Live video can also mitigate the fear of the unknown that keeps some people from traveling. Language, attire, and cultural norms feel less foreign if you’ve seen them on screen. And destinations that may have not been on people’s radar have more potential to stand out.

“Petra in Jordan may not be on everyone’s top 10 list,” Oddo said, “but if you see it virtually, you may say, ‘Heck, this is better than I thought,’ and prioritize it more than before.”

The key is to find the right platform that fits your needs—mass audiences on Facebook and Instagram or intimate tours on Zoom and Google Hangouts, for example.
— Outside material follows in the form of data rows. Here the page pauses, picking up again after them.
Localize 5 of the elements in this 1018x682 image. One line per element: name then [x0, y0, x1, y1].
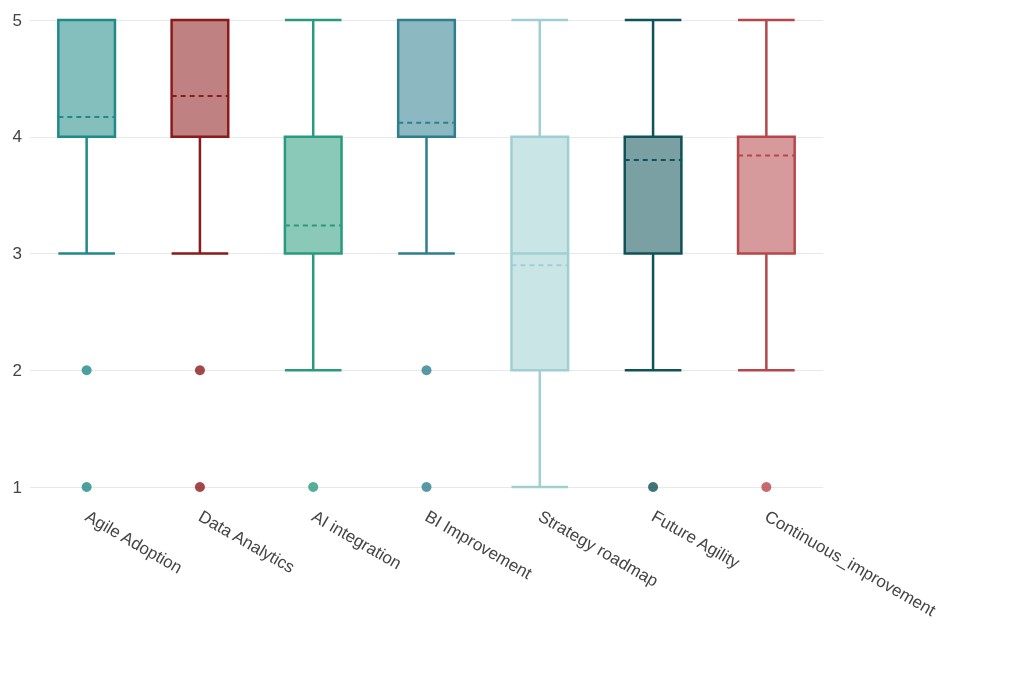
- y-tick-label: 3: [12, 244, 22, 263]
- y-tick-label: 1: [12, 477, 22, 497]
- y-tick-label: 5: [12, 10, 22, 30]
- y-tick-label: 2: [12, 360, 22, 380]
- y-tick-label: 4: [12, 127, 22, 147]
“I feel that this situation has definitely opened the eyes of many of us who offer engaging, physical experiences,” Shaw added. “We are now realizing that this form of live video could be used as a stand-alone product for those with a permanent disability that prevents them from traveling.”

These lessons learned from live videos during the pandemic can be applied to the post-pandemic world as well. Hotels can offer live video happy hour check-ins for guests before they arrive, while restaurants and bars can expand their brands through virtual live cooking experiences and tastings.

“It was time people learned to get online and diversify their business,” Oddo said. “There will be a lot that struggle, but also a lot that come out more resilient.”